Ebu Hanife’ye yönelişimizde ikinci neden onun hukukçuluğudur. İlk kanunlaştırma faaliyetini başlatan ve bunu bir ekole dönüştüren kişi de Ebu Hanife’dir. Ebu Hanife zamanı ve değişimi yönetecek zihni ve kurumsal inşayı yaparak Müslümanların kendi çağlarına hâkim olmasını sağlamıştır. Ebu Hanife devlet ve kentlerin kurulduğu İslam toplumunda ilk defa hukuk okulunu kurarak kanunlaştırma çalışmasını başlatır" diye konuştu.

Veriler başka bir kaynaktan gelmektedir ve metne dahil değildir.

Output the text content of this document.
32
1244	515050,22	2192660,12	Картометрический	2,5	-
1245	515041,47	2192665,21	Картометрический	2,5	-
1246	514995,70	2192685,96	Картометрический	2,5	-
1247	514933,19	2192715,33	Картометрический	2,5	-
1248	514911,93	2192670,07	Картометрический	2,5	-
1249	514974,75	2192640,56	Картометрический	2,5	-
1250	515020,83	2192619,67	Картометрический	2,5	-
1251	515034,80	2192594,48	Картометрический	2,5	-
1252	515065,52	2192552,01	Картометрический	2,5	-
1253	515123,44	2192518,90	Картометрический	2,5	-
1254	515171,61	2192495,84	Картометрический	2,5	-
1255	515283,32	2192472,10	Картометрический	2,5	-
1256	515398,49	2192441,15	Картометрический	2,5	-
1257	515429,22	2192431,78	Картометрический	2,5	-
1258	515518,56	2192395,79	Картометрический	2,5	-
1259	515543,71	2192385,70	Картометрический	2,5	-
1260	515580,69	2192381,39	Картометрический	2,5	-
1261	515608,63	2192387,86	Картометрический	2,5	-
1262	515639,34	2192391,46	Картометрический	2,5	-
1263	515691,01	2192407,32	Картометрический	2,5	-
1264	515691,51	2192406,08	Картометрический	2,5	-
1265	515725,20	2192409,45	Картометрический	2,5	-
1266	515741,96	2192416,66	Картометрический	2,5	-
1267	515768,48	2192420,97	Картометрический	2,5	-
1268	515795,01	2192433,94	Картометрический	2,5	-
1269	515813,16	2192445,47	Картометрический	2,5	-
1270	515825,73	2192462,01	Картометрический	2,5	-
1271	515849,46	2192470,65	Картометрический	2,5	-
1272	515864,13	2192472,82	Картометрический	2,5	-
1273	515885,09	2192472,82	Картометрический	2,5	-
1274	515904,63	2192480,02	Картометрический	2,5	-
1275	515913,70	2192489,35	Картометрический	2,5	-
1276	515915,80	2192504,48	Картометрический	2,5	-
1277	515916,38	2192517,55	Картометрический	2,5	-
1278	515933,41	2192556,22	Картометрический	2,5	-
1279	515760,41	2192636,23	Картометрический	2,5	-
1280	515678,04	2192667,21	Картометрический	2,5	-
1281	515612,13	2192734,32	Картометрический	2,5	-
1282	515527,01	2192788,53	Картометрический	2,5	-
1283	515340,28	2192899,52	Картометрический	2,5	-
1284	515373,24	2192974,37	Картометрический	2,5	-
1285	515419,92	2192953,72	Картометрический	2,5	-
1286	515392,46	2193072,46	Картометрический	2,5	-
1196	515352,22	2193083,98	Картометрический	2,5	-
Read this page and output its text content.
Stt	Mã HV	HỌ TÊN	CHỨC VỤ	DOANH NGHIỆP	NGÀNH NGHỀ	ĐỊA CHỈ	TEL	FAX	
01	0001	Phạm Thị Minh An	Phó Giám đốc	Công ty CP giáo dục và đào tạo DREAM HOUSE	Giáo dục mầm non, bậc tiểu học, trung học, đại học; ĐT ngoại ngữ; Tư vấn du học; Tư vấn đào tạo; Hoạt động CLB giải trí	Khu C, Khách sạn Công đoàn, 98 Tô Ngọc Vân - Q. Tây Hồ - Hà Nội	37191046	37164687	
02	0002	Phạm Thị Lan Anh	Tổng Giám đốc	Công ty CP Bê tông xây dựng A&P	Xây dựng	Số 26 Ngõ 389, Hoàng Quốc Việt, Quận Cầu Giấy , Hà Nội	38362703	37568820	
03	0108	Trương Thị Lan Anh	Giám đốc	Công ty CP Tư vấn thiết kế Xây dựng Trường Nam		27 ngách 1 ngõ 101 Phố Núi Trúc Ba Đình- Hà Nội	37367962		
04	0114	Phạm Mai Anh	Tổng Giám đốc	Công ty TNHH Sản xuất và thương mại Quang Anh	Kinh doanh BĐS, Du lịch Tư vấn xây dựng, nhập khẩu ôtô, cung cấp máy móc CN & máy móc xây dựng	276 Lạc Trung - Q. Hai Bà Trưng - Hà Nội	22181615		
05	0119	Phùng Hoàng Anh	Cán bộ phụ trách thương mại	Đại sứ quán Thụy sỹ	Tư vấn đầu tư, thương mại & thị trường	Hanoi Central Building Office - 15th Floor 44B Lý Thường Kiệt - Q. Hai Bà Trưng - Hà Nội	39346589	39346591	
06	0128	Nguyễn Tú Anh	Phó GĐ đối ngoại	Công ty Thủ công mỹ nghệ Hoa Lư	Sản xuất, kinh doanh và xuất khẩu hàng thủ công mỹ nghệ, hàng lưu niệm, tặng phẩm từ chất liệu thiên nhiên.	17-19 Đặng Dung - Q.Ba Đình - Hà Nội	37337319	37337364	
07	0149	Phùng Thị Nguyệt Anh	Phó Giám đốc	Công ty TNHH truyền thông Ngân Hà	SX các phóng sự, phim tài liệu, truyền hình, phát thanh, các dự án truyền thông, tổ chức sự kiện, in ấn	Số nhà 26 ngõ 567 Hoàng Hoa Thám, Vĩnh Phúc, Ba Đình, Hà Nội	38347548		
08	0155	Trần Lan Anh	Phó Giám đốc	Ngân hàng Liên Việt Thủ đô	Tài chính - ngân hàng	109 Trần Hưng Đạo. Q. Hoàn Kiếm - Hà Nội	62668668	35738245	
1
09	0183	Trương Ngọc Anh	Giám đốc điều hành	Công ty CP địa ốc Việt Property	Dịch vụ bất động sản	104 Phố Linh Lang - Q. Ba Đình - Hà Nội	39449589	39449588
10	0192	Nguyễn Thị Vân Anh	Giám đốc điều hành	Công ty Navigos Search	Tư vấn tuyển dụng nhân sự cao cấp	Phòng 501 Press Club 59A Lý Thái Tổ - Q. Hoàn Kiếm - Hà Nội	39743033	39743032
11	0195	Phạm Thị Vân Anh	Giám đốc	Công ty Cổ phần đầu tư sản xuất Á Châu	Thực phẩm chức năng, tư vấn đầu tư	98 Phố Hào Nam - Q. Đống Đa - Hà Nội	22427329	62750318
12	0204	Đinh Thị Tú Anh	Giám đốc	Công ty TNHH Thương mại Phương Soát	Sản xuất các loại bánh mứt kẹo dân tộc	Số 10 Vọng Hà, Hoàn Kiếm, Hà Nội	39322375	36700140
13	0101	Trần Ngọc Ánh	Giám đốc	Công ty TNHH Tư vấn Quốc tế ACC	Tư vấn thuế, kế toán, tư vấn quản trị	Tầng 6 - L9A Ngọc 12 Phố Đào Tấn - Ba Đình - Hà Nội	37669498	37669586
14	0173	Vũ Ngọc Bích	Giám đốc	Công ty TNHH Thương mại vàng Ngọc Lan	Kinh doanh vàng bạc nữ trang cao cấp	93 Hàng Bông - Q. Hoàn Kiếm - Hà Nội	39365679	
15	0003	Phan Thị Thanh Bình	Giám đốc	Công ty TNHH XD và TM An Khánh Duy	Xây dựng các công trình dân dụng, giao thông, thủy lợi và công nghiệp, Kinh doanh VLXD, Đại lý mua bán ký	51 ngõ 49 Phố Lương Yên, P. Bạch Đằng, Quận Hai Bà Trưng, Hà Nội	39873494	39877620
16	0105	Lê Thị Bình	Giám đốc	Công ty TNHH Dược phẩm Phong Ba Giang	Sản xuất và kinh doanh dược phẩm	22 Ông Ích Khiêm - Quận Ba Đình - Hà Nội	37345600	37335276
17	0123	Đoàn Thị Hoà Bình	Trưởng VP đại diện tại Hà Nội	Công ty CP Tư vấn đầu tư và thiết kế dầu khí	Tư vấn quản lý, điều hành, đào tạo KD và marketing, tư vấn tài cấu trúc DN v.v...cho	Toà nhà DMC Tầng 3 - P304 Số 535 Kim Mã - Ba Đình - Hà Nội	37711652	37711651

Müslümanların hangi guruptan, hangi cemaatten, hangi mezhepten olursa olsun birbirlerini tekfir etmemeleri gerektiğini, farklı düşünmelerinin bir zenginlik olarak algılanması gerektiğini belirten Prof.Dr.Hilmi Demir, "İlk taşı günahsız olan atsın" sözünü hiç unutmamamız gerektiğini belirterek konuşmasını bitirdi.

Daha sonra söyleşiye katılanların sorularına da cevap veren Prof. Dr. Hilmi Demir, "ilmi, felsefi, hikemi ve irfani bir düşünce geleneğine ihtiyacımız var' diyerek programı bitirdi.